Expert Opinion
West Ham’s Olympic Stadium tenancy is a depressing thought
Football is feeling the full force of the Olympic hangover. The early stages of England’s World Cup campaign have an air of irrelevance and West Ham’s attempt to acquire squatter’s rights at the Olympic Stadium is increasingly hard to stomach.
We are supposed to swallow the latest line that West Ham are being generous by offering to pay nearly £10m a year to rent what is, because of the extravaganza it has staged over the past seven weeks, one of the most iconic venues in world sport.

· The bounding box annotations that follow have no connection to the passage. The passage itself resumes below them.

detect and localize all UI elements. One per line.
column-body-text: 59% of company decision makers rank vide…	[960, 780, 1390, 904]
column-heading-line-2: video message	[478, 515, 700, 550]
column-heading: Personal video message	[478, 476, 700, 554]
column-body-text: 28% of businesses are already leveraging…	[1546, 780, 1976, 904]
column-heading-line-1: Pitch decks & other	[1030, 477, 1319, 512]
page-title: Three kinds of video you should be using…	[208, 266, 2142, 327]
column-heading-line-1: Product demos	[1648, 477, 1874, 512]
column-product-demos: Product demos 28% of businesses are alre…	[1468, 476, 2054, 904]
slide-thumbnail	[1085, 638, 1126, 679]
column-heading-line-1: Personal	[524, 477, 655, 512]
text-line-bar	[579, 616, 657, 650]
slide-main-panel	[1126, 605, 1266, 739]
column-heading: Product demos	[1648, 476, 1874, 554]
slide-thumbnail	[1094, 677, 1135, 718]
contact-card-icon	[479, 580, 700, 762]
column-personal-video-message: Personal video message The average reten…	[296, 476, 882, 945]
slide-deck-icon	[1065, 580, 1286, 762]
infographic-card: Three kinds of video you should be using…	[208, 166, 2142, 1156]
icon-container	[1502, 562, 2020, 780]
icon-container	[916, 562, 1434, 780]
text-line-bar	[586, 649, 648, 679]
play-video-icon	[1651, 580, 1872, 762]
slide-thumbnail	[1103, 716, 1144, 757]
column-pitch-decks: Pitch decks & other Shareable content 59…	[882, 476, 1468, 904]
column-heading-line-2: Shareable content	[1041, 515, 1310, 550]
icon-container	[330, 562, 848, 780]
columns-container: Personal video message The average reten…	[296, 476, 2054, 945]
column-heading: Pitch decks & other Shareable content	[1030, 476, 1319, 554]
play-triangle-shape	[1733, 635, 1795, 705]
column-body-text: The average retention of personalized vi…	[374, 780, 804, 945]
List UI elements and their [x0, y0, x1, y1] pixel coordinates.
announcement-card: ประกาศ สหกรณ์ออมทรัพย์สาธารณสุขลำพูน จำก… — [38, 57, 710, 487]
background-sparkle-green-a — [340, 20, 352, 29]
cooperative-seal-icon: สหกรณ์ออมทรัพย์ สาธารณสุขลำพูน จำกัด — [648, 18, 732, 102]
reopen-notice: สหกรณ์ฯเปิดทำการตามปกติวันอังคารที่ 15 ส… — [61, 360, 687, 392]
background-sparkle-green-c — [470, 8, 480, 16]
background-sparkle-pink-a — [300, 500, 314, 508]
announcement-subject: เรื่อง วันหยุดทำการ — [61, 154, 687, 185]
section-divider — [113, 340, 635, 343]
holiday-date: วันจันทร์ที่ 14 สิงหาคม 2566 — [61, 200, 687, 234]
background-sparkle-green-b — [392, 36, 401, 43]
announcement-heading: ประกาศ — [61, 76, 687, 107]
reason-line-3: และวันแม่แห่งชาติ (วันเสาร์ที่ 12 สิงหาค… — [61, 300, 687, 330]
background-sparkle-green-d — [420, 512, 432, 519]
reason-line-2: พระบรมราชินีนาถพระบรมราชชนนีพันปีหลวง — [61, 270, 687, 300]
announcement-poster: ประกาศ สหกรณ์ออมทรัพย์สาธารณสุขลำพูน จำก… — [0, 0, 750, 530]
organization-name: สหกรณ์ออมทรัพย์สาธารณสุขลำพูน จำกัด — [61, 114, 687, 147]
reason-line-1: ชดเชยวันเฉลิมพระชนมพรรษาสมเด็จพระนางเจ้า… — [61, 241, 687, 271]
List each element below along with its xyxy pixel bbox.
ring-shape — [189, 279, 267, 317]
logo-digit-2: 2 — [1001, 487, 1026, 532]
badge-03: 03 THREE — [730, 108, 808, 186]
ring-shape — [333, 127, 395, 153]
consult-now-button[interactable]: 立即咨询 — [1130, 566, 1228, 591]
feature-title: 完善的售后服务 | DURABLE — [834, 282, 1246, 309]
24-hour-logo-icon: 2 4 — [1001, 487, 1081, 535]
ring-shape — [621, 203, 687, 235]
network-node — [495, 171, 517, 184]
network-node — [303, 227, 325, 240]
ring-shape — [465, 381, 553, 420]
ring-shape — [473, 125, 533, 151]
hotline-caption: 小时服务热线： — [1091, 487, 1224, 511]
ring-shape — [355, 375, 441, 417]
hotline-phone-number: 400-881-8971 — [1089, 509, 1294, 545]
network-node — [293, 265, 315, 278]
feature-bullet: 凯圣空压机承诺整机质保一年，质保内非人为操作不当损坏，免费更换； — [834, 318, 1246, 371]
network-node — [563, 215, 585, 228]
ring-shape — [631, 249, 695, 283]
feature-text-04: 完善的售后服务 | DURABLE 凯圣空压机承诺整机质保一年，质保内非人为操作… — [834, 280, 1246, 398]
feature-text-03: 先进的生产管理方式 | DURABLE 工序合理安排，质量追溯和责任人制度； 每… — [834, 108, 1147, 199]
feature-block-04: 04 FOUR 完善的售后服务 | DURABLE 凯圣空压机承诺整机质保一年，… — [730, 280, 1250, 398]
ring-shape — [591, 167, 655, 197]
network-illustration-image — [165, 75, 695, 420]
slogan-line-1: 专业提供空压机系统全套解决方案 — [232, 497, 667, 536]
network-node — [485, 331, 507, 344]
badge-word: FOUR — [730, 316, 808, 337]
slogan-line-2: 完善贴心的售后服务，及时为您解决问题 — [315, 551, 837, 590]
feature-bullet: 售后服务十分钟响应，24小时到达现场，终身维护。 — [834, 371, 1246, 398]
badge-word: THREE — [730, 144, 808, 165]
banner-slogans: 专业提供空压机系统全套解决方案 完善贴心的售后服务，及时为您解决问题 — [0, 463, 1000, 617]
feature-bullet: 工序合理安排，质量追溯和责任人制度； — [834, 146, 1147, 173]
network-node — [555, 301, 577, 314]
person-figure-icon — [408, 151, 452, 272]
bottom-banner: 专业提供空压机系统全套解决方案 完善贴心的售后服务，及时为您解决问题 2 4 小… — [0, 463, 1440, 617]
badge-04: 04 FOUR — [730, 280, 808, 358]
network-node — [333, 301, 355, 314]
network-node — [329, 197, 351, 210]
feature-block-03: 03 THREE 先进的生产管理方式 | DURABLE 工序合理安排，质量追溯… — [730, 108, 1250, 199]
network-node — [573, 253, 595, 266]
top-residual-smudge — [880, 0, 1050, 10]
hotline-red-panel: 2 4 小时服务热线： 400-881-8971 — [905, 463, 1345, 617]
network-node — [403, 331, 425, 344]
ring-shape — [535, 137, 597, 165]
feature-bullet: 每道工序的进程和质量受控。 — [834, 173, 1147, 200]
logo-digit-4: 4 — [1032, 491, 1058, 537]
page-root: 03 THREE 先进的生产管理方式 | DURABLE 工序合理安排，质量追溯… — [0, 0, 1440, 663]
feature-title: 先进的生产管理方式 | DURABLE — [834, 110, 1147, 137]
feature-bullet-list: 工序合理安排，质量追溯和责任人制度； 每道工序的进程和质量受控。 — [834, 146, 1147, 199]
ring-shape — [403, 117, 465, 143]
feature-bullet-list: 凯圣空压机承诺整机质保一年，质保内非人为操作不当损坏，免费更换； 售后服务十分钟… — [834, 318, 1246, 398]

West Ham’s apologists insisted over the weekend that the club could have submitted a much lower bid, safe in the knowledge that no other potential tenant could offer the prospect of suitable crowds in what will become a 60,000-capacity venue. There’s a bleak logic to that argument now that Tottenham’s grotesque plan to build on the stadium’s footprint has been dismissed.
Yet it misses a fundamental point. Football, a sport in the process of wasting its wealth, will be a parasitic presence at Stratford. It will cost at least £95m of public money to reconstitute the stadium as a football-friendly site. Or, to put it another way, a decade’s worth of West Ham’s peppercorn rent.
That cannot be right. The stadium has a chequered history, blighted by muddle-headed thinking, ruinously expensive legal battles and allegations of dirty tricks. But it is a national asset that should not be squandered.
The arrogance of West Ham’s board is summed up by Karren Brady, their vice chairwoman. She used her newspaper column to observe, archly, that Coventry’s plight owes much to a catastrophic renting agreement at the Ricoh Arena. The League One club gets no share of matchday revenues.
She will doubtlessly drive a harder bargain, despite a groundswell of opinion that athletics should be allowed to exercise its moral right, to make the most of the prospect of hosting the 2017 World Championships.
Leyton Orient, a club with a greater sense of community, are unlikely to succeed in their bid to share. Should they be rejected, their chairman, Barry Hearn, will have the support of many neutrals in resuming legal action against the Football League and Premier League over West Ham’s relocation. He has the right to fight for the little man.
A stadium that swallowed £468m of your tax money is associated with legendary performances by the likes of Usain Bolt, Jonnie Peacock, Mo Farah and David Weir. It will soon be the workplace for the likes of George McCartney.
Don’t know about you, but I find that uniquely depressing.